These projects, marking Gamuda's inaugural investment in Australia, provide long-term revenue support and will begin construction in 2027 and 2028, respectively.
Why it matters: The 'Capacity Investment Scheme' model is the future of utility-scale solar; it eliminates merchant risk but invites massive civil engineering firms to eat your lunch.
While European developers are busy wrestling with negative power prices in Spain and grid congestion in the Netherlands, Australia just provided a masterclass in how to actually de-risk the energy transition. Gamuda Berhad, a Malaysian infrastructure titan, isn't entering the Tasmanian market because the sun shines brighter there; they're doing it because of the Capacity Investment Scheme (CIS).
The Merchant Risk Antidote
For those of us in the EU, the "merchant tail" has become a nightmare. We’ve seen projects in the Nordics and Iberia stall because lenders are terrified of price cannibalization. The Australian CIS model is essentially a revenue floor. If prices crater, the government tops you up; if prices skyrocket, you share the upside. It’s the ultimate "sleep at night" contract for institutional capital. When a civil engineering giant like Gamuda commits to a 2027 start date, they aren't speculating on spot prices—they are locking in a predictable yield that European banks currently only dream of offering for unsubsidized PV.

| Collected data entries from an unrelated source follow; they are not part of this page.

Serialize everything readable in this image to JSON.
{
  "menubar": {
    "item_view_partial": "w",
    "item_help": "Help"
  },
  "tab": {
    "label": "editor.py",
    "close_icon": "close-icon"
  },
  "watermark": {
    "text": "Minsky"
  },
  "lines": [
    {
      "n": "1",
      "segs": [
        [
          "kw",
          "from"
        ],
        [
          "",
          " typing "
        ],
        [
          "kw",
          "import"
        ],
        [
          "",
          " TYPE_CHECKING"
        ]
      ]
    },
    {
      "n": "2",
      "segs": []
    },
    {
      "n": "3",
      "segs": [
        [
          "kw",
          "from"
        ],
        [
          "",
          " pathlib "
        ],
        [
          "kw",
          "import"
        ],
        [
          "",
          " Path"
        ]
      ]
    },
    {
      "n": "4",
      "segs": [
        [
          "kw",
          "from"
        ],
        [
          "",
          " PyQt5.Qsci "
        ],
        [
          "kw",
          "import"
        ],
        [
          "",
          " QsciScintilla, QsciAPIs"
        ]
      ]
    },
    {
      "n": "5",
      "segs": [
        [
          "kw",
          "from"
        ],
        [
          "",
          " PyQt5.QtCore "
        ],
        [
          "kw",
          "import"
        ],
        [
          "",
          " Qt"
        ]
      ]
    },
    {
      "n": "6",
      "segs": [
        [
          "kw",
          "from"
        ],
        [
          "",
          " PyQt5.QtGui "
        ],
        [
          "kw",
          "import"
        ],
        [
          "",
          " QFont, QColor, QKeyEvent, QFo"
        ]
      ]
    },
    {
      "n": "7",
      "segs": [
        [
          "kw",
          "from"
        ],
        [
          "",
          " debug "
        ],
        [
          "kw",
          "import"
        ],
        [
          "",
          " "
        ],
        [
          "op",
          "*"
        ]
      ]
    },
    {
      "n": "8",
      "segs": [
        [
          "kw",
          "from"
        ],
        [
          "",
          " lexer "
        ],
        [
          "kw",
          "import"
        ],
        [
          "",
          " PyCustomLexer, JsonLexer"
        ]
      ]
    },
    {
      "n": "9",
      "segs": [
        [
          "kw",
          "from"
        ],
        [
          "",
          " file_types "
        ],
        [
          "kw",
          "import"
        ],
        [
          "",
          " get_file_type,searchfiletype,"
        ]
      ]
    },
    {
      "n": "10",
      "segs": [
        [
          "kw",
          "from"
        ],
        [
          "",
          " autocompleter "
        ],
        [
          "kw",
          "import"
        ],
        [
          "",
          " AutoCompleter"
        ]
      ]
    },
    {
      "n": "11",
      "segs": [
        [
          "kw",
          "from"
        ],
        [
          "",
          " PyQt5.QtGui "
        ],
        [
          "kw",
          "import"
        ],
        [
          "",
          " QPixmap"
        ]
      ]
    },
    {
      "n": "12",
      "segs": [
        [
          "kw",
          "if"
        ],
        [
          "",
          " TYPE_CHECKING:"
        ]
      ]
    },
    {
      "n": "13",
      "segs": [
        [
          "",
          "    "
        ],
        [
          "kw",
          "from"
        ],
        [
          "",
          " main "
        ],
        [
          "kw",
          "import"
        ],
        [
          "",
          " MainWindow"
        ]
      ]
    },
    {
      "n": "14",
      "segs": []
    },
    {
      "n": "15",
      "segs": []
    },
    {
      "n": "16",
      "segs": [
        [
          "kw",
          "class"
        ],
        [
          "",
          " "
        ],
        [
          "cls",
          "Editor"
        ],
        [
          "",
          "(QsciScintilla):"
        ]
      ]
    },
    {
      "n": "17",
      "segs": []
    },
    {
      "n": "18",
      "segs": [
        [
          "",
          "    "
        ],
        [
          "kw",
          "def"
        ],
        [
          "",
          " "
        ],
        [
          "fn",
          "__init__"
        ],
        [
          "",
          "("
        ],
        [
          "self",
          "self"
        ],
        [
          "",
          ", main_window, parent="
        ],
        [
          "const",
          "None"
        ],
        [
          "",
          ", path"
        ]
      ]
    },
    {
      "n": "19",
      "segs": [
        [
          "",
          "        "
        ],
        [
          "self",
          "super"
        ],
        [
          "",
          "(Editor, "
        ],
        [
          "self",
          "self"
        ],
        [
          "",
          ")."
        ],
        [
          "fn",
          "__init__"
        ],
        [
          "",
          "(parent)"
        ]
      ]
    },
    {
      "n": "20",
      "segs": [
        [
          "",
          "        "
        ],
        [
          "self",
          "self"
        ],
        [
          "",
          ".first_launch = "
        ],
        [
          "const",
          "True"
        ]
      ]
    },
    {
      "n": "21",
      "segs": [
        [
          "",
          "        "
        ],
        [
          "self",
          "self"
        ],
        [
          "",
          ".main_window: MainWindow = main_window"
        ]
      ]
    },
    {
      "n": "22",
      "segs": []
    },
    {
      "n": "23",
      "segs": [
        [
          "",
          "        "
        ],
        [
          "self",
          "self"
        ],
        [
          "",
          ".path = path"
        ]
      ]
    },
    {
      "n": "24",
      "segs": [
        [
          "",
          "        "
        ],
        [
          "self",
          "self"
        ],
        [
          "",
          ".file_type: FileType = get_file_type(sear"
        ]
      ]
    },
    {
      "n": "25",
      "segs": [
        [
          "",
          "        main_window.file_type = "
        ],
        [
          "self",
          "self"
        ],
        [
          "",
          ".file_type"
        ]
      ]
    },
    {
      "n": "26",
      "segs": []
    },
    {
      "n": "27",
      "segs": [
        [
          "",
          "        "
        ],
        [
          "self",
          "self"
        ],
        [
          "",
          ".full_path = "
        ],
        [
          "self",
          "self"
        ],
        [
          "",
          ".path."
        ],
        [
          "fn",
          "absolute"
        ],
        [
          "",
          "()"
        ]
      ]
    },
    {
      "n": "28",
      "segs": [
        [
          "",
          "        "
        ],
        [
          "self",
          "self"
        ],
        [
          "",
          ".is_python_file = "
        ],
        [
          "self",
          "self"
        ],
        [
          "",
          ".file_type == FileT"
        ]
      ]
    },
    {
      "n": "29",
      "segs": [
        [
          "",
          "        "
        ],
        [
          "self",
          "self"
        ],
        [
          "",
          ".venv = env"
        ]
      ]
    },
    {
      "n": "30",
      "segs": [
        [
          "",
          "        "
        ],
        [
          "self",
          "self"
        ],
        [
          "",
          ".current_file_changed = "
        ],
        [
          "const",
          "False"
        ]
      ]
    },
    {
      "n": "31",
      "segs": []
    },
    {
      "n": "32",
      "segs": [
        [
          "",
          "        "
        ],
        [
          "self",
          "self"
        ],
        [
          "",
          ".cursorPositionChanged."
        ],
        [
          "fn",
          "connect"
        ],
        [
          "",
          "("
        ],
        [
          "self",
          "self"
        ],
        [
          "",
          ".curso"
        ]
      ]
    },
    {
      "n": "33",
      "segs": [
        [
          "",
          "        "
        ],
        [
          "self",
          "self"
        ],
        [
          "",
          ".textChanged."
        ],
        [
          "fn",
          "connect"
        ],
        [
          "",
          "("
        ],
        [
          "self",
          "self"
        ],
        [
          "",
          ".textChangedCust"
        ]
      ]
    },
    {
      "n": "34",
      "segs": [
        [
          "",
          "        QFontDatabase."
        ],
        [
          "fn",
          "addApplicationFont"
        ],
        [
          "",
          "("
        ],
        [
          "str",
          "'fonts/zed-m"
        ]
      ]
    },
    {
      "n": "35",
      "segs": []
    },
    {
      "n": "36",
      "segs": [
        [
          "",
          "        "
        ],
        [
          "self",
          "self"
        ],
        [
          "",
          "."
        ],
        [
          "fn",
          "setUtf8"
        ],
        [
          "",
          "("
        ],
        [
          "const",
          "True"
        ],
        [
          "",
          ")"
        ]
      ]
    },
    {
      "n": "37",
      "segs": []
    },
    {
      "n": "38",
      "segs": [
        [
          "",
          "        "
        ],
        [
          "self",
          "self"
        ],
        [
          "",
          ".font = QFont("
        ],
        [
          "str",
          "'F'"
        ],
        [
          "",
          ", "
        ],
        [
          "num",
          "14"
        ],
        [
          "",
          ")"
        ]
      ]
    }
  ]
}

The contrarian take: Don't look at this as just an Australian news story. Look at it as a warning. As soon as the EU or individual member states move toward a CIS-style "capacity" payment rather than just energy payments, the small-to-mid-sized developer is dead. You cannot compete with the cost of capital that Gamuda or Acciona brings to a guaranteed-revenue auction. If you're a developer in Poland or Italy, your window to lock in high-margin merchant projects is closing as the market professionalizes into this low-risk, low-yield utility model.